Sheikh Swaleh Nshimiyimana, Deputy Mufti of Rwanda, has described the 1994 genocide a “turning point” for the Muslims of Rwanda, pointing to Islam’s spreading throughout Rwanda following the genocide committed by Hutu extremists against Tutsi minorities.
The Mufti argued that Rwandans have not forgotten the assistance Muslims offered during the genocide. According to the Sheikh, Muslims not only abstained from partaking, but rather offered refuge to persecuted members of the Tutsi tribe and moderates from the Hutu in their own homes, over the course of the 100-day episode. He stressed that the Muslims did not differentiate on tribal grounds, but protected anyone who sought protection. According to Nshimiyimana, Muslims had been prevented from many of their religious rights prior to the genocide, and, like the Tutsi, were the subject of ethnic discrimination. On this front, authorities held from granting Muslims nationality, prevented their children from education and kept their clusters away from populated cities.
The Sheikh assured that Allah improved their livelihood significantly after the genocide, owing to the valued presidency of Paul Kagame who took office in March 2000 alongside his competent government—one that has granted Muslims all rights and freedoms. As such, the Sheikh emphasised that many Rwandans, when recalling that Muslims were not complicit in the killings nor are their hands bloodied, find themselves accepting Islam. Rwandans see this a culmination of Islam’s strong stance against murder and a Muslims’ readiness to put their principles into practice even in the most dire of circumstances.

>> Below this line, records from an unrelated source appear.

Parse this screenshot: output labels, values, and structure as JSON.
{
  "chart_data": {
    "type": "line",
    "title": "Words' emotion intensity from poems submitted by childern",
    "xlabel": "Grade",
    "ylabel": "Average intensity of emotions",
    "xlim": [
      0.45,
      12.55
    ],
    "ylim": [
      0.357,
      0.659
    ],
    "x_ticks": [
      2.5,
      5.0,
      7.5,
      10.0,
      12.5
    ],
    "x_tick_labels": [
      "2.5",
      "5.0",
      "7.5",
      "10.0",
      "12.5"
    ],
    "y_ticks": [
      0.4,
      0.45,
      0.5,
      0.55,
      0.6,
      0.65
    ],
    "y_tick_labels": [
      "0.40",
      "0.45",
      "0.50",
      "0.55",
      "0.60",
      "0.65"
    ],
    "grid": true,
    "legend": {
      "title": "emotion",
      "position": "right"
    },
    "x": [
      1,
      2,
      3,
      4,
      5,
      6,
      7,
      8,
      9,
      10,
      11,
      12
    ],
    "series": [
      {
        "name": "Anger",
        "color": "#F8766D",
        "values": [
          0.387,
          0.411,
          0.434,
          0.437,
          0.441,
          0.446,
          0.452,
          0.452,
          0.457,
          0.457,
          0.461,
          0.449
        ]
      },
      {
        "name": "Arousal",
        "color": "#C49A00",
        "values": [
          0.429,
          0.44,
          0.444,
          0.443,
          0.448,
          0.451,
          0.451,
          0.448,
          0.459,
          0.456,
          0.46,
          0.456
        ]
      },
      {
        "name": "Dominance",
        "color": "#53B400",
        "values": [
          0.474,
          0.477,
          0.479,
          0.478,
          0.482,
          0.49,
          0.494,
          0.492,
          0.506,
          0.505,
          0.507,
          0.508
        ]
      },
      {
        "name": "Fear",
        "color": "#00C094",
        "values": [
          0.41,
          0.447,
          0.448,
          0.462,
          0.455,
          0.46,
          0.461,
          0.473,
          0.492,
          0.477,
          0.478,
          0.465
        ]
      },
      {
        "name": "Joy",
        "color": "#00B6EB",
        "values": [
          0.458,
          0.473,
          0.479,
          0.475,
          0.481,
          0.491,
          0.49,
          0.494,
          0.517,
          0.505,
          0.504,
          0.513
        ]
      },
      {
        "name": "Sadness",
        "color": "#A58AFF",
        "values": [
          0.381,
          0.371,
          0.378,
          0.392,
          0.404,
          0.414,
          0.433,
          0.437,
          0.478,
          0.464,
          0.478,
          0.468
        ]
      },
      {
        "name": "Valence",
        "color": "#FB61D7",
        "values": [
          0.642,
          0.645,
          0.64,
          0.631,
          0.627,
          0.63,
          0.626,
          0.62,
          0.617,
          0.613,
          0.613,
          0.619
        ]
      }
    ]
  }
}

Jean Pierre Sagautu was one of these persecuted members of the Tutsi tribe, a convert to Islam from Catholicsm after his father and nine members of his family were slaughtered.
“I know people in America think Muslims are terrorists, but for Rwandans they were our freedom fighters during the genocide… I wanted to hide in a church, but that was the worst place to go. Instead, a Muslim family took me. They saved my life.”
Rwandan Muslims now anticipate further support from Muslims around the world. Rwanda has a population of 11.6 million of whom approximately 10% are Muslim.